Dieses Schloß markiert den Übergang Eisenachs innerhalb der ernestinischen Linien, den letzten und endgültigen Übergang Eisenachs an Sachsen-Weimar. Der letzte männliche Sproß der Linie Sachsen-Eisenach, Wilhelm Heinrich Herzog von Sachsen-Eisenach (10.11.1691-26.7.1741), war ohne Nachkommen verstorben. Das Erbe fiel an die Linie Sachsen-Weimar, die sich fortan Sachsen-Weimar-Eisenach nannte. Das Herzogtum bestand nun aus zwei Teilen mit den Zentren Weimar und Eisenach, die nicht territorial miteinander verbunden waren und sogar bis 1809 staatsrechtlich getrennt waren. Und dieses Schloß ist eine der teuersten Trotzreaktionen der Geschichte: Noch lebte die Witwe des letzten Eisenacher Herzogs, Markgräfin Anna Sophia Charlotte von Brandenburg-Sonnenburg (1706-3.1.1751), in den Räumen des alten Eisenacher Residenzschlosses, das sich früher an der Südseite des Marktplatzes befand. Der Erbe, Ernst August I. Herzog von Sachsen-Weimar (19.4.1688-19.1.1748), verlangte ihren Auszug, offensichtlich auf eine Weise, die einem rüden Rausschmiß entsprach, so daß die auch noch auf andere Weise gedemütigte Herzogswitwe beschloß, nichts, wirklich gar nichts zurückzulassen außer dem nackten Mauerwerk. Das wiederum erboste den Erben so sehr, der sich dadurch als Übervorteilter und Ausgetrickster vorkam, daß er sich dachte: Wenn sie schon alle kostbaren Seidentapeten etc. hat mitgehen lassen, will ich mich nicht über die Steine ärgern und in den gleichen Räumen jedesmal an diese unerhörte, ja demütigende Geschichte denken müssen. Er ließ also das Schloß kurzentschlossen abreißen, um die Blamage mit einem kostspieligen Fußtritt zu beantworten. So, das tat gut! Heute ist dort die Esplanade; ein einzelner Turm und das Creutznacher Haus an der Seite sind der verbliebene Rest.

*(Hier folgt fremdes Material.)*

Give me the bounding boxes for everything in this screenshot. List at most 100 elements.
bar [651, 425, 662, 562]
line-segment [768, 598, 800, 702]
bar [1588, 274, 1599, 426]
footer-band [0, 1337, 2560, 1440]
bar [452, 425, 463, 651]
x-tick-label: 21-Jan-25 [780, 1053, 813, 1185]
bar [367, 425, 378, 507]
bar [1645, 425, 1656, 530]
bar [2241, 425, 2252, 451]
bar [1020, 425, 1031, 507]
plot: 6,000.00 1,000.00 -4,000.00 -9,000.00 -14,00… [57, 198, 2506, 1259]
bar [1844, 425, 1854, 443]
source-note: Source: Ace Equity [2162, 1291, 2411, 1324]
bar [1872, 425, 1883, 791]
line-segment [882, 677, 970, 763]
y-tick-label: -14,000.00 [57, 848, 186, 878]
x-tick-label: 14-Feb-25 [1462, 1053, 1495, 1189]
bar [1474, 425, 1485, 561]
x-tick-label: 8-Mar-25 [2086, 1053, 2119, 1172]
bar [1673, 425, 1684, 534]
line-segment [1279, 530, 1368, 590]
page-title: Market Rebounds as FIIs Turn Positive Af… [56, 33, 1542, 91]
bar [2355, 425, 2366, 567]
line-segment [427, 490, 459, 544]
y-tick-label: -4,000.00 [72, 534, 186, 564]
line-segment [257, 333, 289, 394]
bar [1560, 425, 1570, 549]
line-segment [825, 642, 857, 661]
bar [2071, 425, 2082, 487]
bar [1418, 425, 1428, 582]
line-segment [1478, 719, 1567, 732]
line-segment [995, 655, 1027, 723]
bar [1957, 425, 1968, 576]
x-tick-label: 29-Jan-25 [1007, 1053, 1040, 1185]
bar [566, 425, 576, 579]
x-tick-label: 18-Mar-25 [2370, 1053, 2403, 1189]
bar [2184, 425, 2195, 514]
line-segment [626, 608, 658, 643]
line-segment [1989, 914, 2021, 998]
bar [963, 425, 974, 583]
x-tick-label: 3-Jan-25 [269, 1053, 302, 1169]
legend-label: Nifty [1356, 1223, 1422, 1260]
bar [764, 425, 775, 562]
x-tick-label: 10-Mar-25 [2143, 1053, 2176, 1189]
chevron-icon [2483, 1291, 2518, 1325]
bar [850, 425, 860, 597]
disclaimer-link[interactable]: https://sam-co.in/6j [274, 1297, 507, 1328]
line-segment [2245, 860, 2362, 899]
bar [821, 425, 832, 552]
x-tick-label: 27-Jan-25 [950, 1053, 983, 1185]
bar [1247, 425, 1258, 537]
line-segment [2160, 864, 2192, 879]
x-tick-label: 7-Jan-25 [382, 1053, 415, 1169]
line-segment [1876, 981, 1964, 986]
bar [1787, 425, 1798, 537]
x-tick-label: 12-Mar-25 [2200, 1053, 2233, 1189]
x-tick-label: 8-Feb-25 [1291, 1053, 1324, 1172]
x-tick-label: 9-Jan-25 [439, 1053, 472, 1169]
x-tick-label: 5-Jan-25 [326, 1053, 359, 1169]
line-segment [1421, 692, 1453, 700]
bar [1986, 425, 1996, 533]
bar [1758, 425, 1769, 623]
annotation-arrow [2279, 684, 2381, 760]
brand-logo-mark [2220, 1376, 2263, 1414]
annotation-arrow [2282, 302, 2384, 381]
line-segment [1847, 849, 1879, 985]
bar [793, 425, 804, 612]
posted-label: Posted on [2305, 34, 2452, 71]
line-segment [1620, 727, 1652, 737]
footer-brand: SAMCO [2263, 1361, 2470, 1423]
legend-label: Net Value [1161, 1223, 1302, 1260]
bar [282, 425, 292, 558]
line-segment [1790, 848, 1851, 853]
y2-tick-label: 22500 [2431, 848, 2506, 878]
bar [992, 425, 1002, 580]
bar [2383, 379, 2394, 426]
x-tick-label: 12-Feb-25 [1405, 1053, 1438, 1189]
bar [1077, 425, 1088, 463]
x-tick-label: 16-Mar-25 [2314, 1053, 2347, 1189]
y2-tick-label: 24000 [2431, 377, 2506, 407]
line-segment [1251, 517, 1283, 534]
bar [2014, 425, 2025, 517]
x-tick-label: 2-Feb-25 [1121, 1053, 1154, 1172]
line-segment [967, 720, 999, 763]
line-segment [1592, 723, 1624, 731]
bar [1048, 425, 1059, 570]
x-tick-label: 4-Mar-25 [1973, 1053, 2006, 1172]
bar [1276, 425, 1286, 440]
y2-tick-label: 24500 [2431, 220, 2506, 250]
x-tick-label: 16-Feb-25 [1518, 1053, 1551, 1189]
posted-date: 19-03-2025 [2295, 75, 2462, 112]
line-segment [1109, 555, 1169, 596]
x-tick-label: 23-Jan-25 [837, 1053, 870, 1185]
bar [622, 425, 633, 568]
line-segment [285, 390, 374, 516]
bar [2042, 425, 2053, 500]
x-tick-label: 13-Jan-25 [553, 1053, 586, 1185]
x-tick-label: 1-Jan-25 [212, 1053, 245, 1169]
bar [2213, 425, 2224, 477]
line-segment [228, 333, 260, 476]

Jetzt brauchte er aber eine neue Residenz, ein Fürstentum ohne Schloß war nämlich irgendwie unpraktisch. Der am 20.1.1742 ergangene Befehl zum Bau derselben war leichter erteilt als umgesetzt, denn noch standen auf dem vorgesehenen Areal sechs Bürgerhäuser, und diese Immobilien mußten kurzfristig aufgekauft werden, was ziemlich teuer wurde. Angesichts der bisher getätigten Kosten sollte ab jetzt aber gespart werden: Von den Bürgerhäusern sollte man verwenden, was ging, Fundamente, tragende Mauern, selbst Zwischendecken. Das Baumaterial aus dem abgerissenen Residenzschloß sollte mitverwendet werden, bloß nichts wegwerfen. Und wo neu gebaut werden mußte, bitte nur mit billigstem Material, zur Not ging auch gut verkleidetes Fachwerk. Die einheitliche und symmetrische Marktfassade täuscht also, hinter der obersten Schicht ist "Kraut und Rüben". Gleichzeitig sollte alles natürlich riesig und repräsentativ werden - keine leichte Aufgabe für den Architekten, den Landesbaumeister Gottfried Heinrich Krohne (26.3.1703-30.5.1756). Diese Vorgaben verhinderten nämlich eine großzügige und großräumige Planung der Innenräume. Statt dessen mußte man 1743 einen zusätzlichen Flügel im Norden einplanen, um dort die großen Festräume unterzubringen, hauptsächlich den zweistöckigen Saal von 120 m2. Ob das Ganze im Nachhinein eine Ersparnis war, war damit wieder offen. Der Westflügel stellte oben den Verbindungsgang dar und beherbergte unten den Marstall. Früher gab es noch einen 1743 eingewölbten Ostflügel, der den Wirtschaftstrakt mit den Gesindekammern enthielt. Dieser Flügel wurde 1933 abgerissen. Das seit 1745 bewohnte Schloß wurde marktseitig 1748 fertiggestellt.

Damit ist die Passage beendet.